Scott, the only Black Republican currently serving in the U.S. Senate, reiterated his past assertion that America isn’t a racist country – and said in choosing him, Americans would also pick victory over victimhood and greatness over grievance.

His name is the latest on a growing list of Republicans vying for the nomination – including former South Carolina Gov. Nikki Haley and former President Donald Trump – with Florida Gov. Ron DeSantis reportedly launching his bid this week, as well.

Scott didn’t mention his conservative competition, but told the North Charleston crowd he’s “the candidate the far left most fears.”

He said: “When I cut your taxes, they called me a prop. When I refunded the police, they called me a token. When I pushed back on President Biden, they even called me the N-word. I disrupt their narrative. I threaten their control. The truth of my life disproves their lies.”

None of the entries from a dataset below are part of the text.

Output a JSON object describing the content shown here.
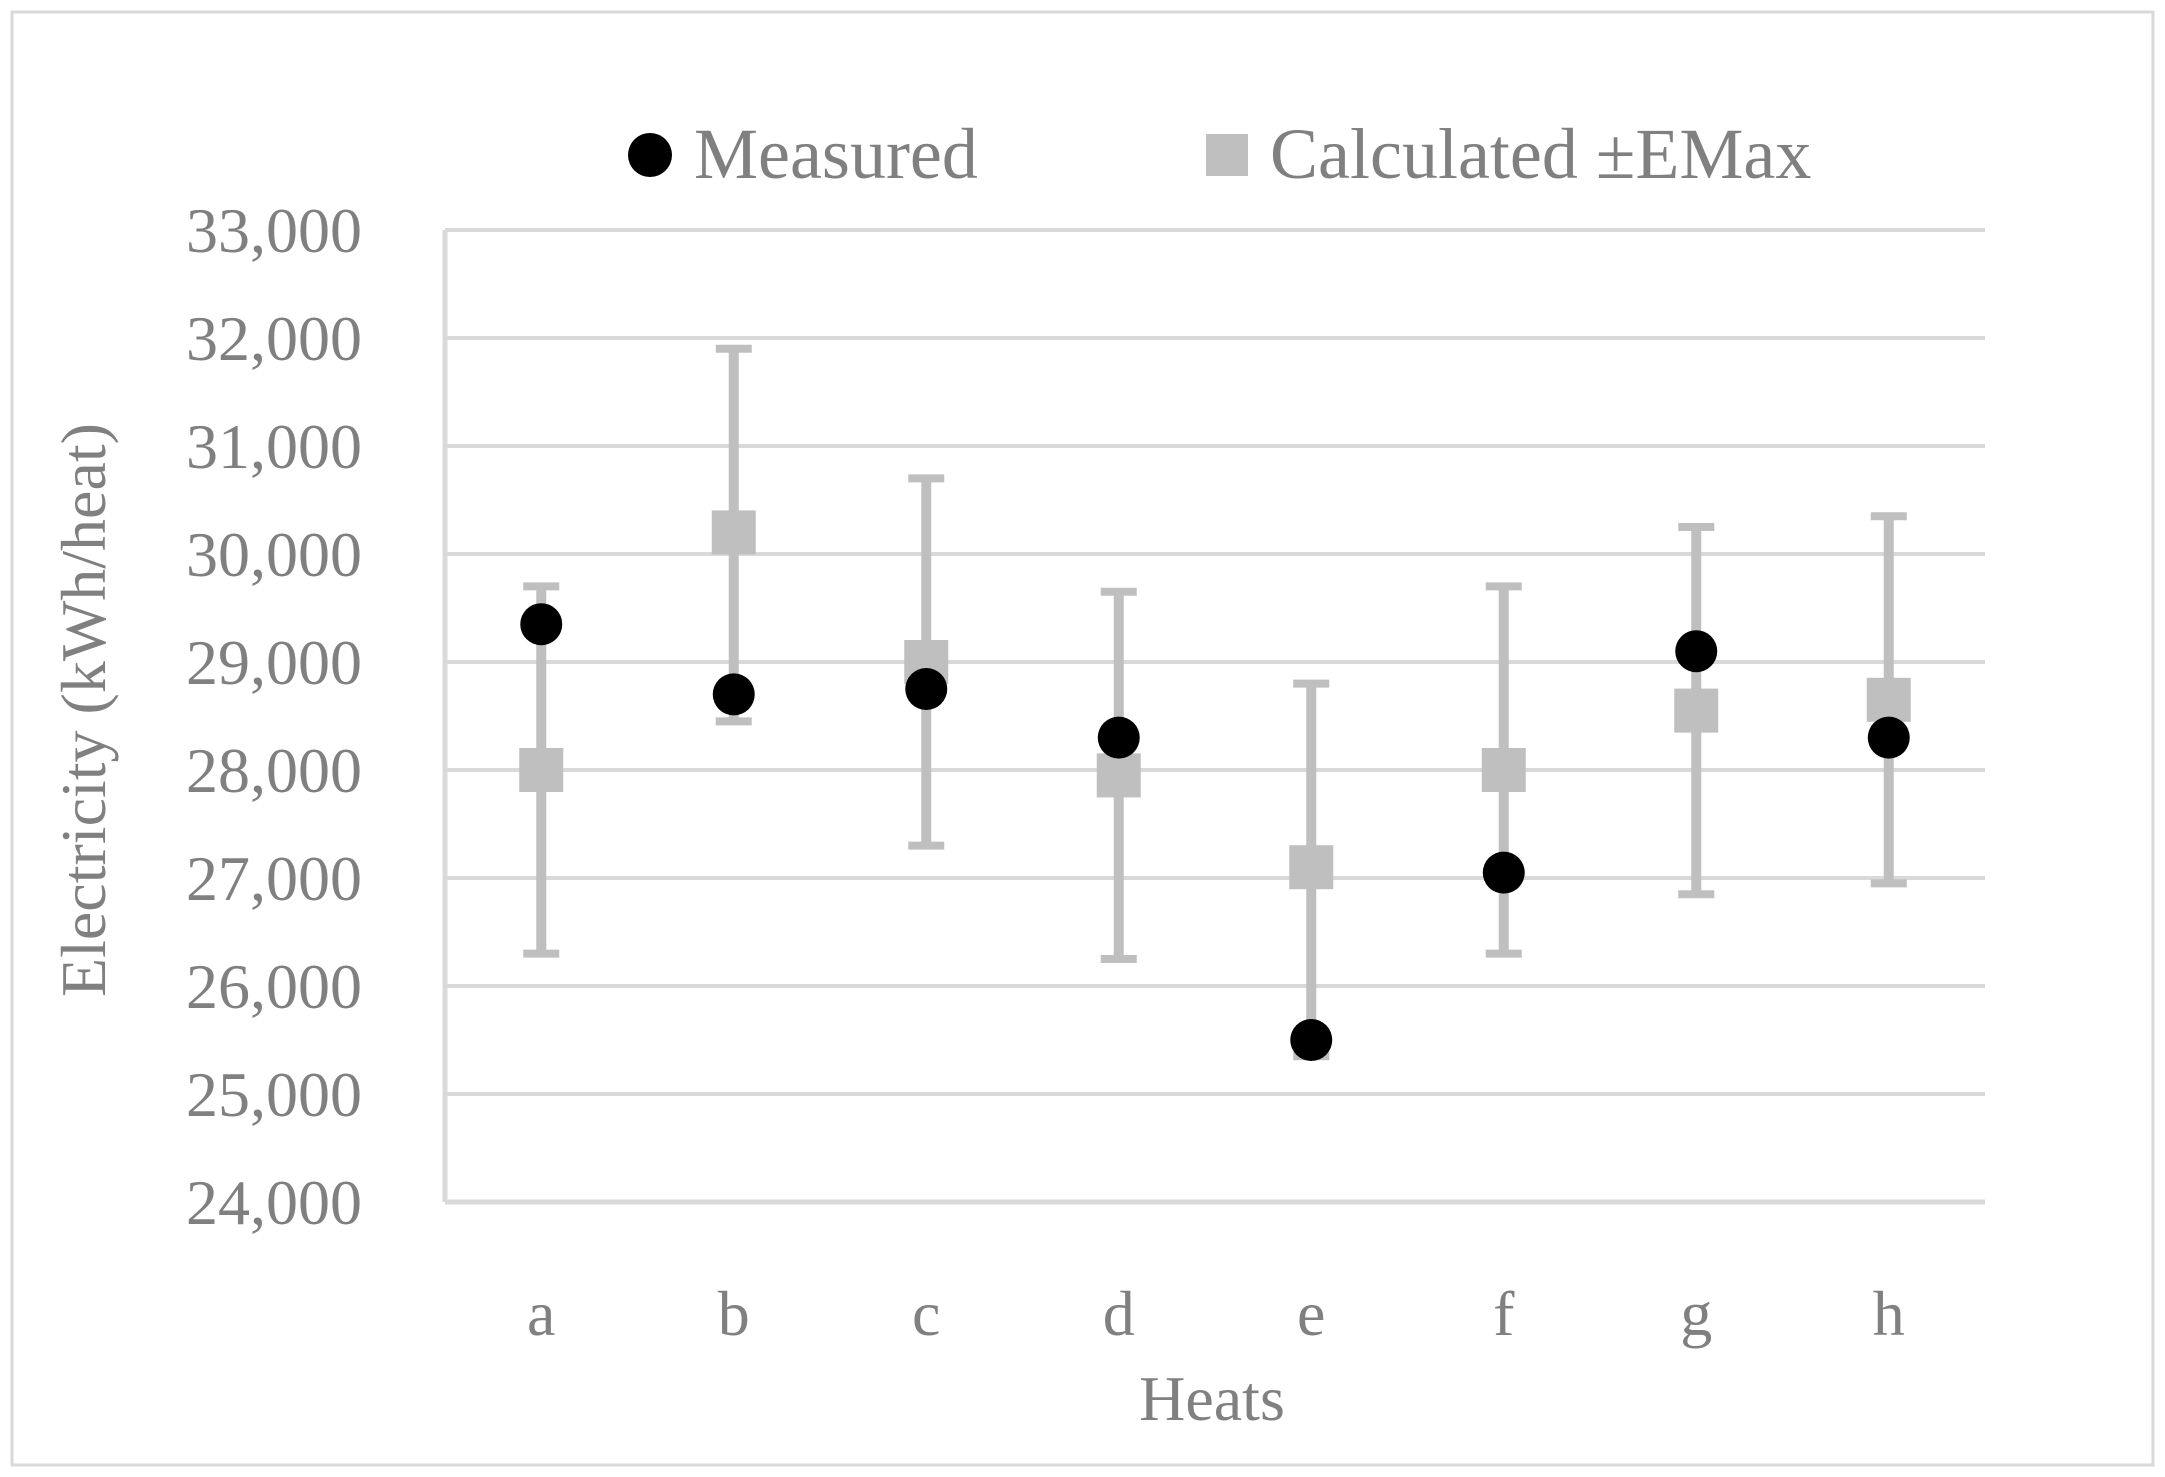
{
  "chart_data": {
    "type": "scatter",
    "title": "",
    "xlabel": "Heats",
    "ylabel": "Electricity (kWh/heat)",
    "categories": [
      "a",
      "b",
      "c",
      "d",
      "e",
      "f",
      "g",
      "h"
    ],
    "ylim": [
      24000,
      33000
    ],
    "yticks": [
      24000,
      25000,
      26000,
      27000,
      28000,
      29000,
      30000,
      31000,
      32000,
      33000
    ],
    "ytick_labels": [
      "24,000",
      "25,000",
      "26,000",
      "27,000",
      "28,000",
      "29,000",
      "30,000",
      "31,000",
      "32,000",
      "33,000"
    ],
    "grid": true,
    "legend_position": "top",
    "series": [
      {
        "name": "Measured",
        "marker": "circle",
        "color": "#000000",
        "values": [
          29350,
          28700,
          28750,
          28300,
          25500,
          27050,
          29100,
          28300
        ]
      },
      {
        "name": "Calculated ±EMax",
        "marker": "square",
        "color": "#bfbfbf",
        "values": [
          28000,
          30200,
          29000,
          27950,
          27100,
          28000,
          28550,
          28650
        ],
        "error_low": [
          26300,
          28450,
          27300,
          26250,
          25350,
          26300,
          26850,
          26950
        ],
        "error_high": [
          29700,
          31900,
          30700,
          29650,
          28800,
          29700,
          30250,
          30350
        ]
      }
    ]
  },
  "colors": {
    "axis_text": "#808080",
    "gridline": "#d9d9d9",
    "frame": "#d9d9d9"
  }
}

Scott has frequently denounced Democrats for raising what he calls false social and political grievances.

Scott, 57, planned to huddle with home-state donors after the kickoff event, then begin a whirlwind, two-day campaign swing to Iowa and New Hampshire, which go first in GOP presidential primary voting.

A number of high-profile GOP senators have already backed Donald Trump’s third bid for the White House, including Scott’s South Carolina colleague, Lindsey Graham. Trump nonetheless struck a conciliatory tone to start, welcoming Scott to the race in an online post Monday and noting that the pair worked together on his administration’s signature tax cut.

A source of strength for Scott will be his campaign bank account. He enters the 2024 race with more cash on hand than any other presidential candidate in U.S. history, with $22 million left in his campaign bank account at the end of his 2022 campaign that he can transfer to his presidential coffers.

It’s enough money, his team says, to keep Scott on the air with continuous TV ads in early voting states until the first round of votes next year.

Scott also won reelection in firmly Republican South Carolina -- which voters third on the Republican presidential primary calendar -- by more than 20 points less than six months ago. Advisers bet that can make Scott a serious contender for an early primary victory that could give him momentum heading deeper into the primary race.